2.1. Atentando-se ao disposto pelo art.º 75.º, n.º 1, do RGCO «Se o contrário não resultar deste diploma, a 2.ª instância apenas conhecerá da matéria de direito, não cabendo recurso das suas decisões.», o âmbito do presente recurso apenas pode incidir sobre matéria de direito.
Todavia, como ao processo das contra-ordenações é subsidiariamente aplicável o processo criminal Artigo 41.º, do RGCO:
«1. Sempre que o contrário não resulte deste diploma, são aplicáveis, devidamente adaptados, os preceitos reguladores do processo criminal.
2. No processo de aplicação da coima e das sanções acessórias, as autoridades administrativas gozam dos mesmos direitos e estão submetidas aos mesmos deveres das entidades competentes para o processo criminal, sempre que o contrário não resulte do presente diploma.» , nada impede que se conheça dos vícios da sentença [in casu, a tanto se equiparará o despacho recorrido], mesmo relativos à matéria de facto, desde que resultem do texto da decisão recorrida, por si só, ou conjugada com as regras da experiência comum, e desde que tenham alguns dos fundamentos indicados no n.º 2 do art.º 410.º do Código de Processo Penal. Também nada impede que se conheça de requisito cominado sob pena de nulidade, que não deva considerar-se sanada (n.º 3 deste último artigo).
Ainda de não olvidarmos que o âmbito do recurso é delimitado através das conclusões extraídas pelo recorrente da respectiva motivação (art.º 412.º, n.º 1, do diploma adjectivo penal).

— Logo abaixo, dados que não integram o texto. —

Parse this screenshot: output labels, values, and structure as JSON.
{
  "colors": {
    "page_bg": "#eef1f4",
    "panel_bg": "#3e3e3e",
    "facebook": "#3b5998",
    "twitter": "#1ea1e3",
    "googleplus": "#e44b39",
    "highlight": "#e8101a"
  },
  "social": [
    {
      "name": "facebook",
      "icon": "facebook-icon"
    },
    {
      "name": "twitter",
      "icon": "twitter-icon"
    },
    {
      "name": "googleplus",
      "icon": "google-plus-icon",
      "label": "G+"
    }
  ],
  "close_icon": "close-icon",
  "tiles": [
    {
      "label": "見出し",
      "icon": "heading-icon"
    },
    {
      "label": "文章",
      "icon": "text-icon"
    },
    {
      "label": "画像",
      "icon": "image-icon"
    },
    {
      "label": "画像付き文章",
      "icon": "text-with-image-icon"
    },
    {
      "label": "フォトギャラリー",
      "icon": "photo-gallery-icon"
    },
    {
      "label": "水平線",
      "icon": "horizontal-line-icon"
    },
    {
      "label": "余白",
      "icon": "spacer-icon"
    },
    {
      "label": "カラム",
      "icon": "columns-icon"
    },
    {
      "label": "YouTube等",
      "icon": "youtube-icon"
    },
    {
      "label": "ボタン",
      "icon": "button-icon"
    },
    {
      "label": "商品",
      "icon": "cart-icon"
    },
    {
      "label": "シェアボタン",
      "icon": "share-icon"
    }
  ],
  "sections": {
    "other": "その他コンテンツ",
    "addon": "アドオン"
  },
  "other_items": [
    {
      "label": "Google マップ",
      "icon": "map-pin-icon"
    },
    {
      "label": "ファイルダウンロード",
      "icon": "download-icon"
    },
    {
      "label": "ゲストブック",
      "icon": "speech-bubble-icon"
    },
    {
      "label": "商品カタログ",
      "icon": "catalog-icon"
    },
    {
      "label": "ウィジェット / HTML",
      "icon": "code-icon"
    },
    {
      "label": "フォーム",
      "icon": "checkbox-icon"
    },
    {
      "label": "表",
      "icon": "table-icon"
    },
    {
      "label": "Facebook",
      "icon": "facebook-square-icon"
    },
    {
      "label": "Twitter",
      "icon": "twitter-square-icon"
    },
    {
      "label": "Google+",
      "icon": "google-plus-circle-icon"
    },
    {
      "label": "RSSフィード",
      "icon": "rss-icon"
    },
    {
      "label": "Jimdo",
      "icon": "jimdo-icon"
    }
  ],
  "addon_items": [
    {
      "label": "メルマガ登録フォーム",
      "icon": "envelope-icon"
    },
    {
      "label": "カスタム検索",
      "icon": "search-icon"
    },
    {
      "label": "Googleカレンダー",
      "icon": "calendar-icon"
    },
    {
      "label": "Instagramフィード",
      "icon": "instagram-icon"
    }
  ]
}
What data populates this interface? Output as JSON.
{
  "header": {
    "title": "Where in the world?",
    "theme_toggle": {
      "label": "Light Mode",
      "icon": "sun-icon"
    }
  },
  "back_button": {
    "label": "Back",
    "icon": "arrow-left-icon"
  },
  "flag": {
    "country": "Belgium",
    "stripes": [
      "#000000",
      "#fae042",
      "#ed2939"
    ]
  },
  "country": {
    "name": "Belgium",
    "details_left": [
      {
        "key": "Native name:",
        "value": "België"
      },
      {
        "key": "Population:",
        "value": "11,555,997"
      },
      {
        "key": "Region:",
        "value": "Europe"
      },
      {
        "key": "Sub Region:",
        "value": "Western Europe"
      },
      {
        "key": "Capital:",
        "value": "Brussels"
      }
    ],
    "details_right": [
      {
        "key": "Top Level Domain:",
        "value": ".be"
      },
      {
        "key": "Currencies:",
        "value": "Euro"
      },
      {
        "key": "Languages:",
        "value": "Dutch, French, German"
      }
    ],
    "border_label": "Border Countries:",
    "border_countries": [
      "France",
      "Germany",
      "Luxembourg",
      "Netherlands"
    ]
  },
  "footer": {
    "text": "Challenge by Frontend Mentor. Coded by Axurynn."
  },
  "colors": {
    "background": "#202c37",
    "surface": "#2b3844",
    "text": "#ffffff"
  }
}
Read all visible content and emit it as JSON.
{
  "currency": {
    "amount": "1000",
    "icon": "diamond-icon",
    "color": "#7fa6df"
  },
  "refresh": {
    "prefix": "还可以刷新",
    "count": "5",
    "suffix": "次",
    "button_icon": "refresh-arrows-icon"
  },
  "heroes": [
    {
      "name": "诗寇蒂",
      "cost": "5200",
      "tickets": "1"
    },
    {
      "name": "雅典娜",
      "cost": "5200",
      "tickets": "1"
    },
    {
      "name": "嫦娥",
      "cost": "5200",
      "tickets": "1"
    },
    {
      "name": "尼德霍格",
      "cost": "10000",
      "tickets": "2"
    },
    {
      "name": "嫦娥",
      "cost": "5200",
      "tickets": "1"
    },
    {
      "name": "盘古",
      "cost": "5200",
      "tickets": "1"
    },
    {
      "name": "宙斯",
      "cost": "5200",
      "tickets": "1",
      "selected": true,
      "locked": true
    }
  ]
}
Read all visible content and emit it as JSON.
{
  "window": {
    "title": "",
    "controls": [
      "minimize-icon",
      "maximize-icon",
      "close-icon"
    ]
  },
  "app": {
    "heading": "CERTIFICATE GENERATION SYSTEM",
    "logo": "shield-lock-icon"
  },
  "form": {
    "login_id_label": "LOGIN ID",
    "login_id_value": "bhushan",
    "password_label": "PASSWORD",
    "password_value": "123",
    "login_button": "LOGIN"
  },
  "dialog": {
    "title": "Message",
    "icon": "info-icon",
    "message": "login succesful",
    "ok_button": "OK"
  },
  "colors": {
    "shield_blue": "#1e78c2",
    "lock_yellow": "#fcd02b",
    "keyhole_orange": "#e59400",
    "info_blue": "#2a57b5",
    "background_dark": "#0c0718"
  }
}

Tudo conjugado, e sendo certo que não descortinamos fundamento para a aludida intervenção oficiosa, decorre, então, que o thema decidendum consistirá, conforme conclusões da recorrente em aquilatarmos se A decisão recorrida padece da cominada nulidade insuficiência da fundamentação da matéria de facto.
2.2. Atentando-se na impugnação oposta pela recorrente à decisão administrativa [fls. 70/1] e agora àquela que decorre do recurso interposto, constatamos que, se na primeira coloca como tónica da irresignação a violação do seu direito de defesa [rectius, art.ºs 32.º, n.º 10, da CRP, e 50.º, do RGCO], uma vez que, sustentou, não existiu então pronúncia sobre toda a defesa que apresentou, já na segunda (a ora recorrida, não se olvide), pese embora coloque a tónica da desavença na preterição ao art.º 374.º, n.º 2, do Código de Processo Penal, aplicável ex vi do art.º 58.º, n.º 1, alínea b), do RGCO [especificando, na insuficiência da fundamentação da matéria de facto], não deixa ainda, certo que em menor linha, de repristinar igualmente tal tema. Daí que, sem prejuízo da definição do objecto do recurso presente, tal como expresso supra, façamos uma prévia e breve referência aos termos pelos quais deve ser interpretado aquele art.º 50.º
Para tanto coligimos um aresto do Tribunal Constitucional [n.º 99/09, disponível no site www.tribunalconstitucional.pt] o qual, colhendo orientação firme desse mesmo Tribunal, exarou, a propósito:
«O quadro legal invocado pelo arguido em ordem à invalidação do despacho (…), integrado como é por normas de processo contra-ordenacional e normas processuais penais, remete para o vasto contexto da problemática suscitada em torno das relações entre o direito contra-ordenacional e o direito penal, domínio onde, conforme sabido é, a doutrina vem assinalando uma linha de evolução marcada por sucessivas aproximações do primeiro ao segundo.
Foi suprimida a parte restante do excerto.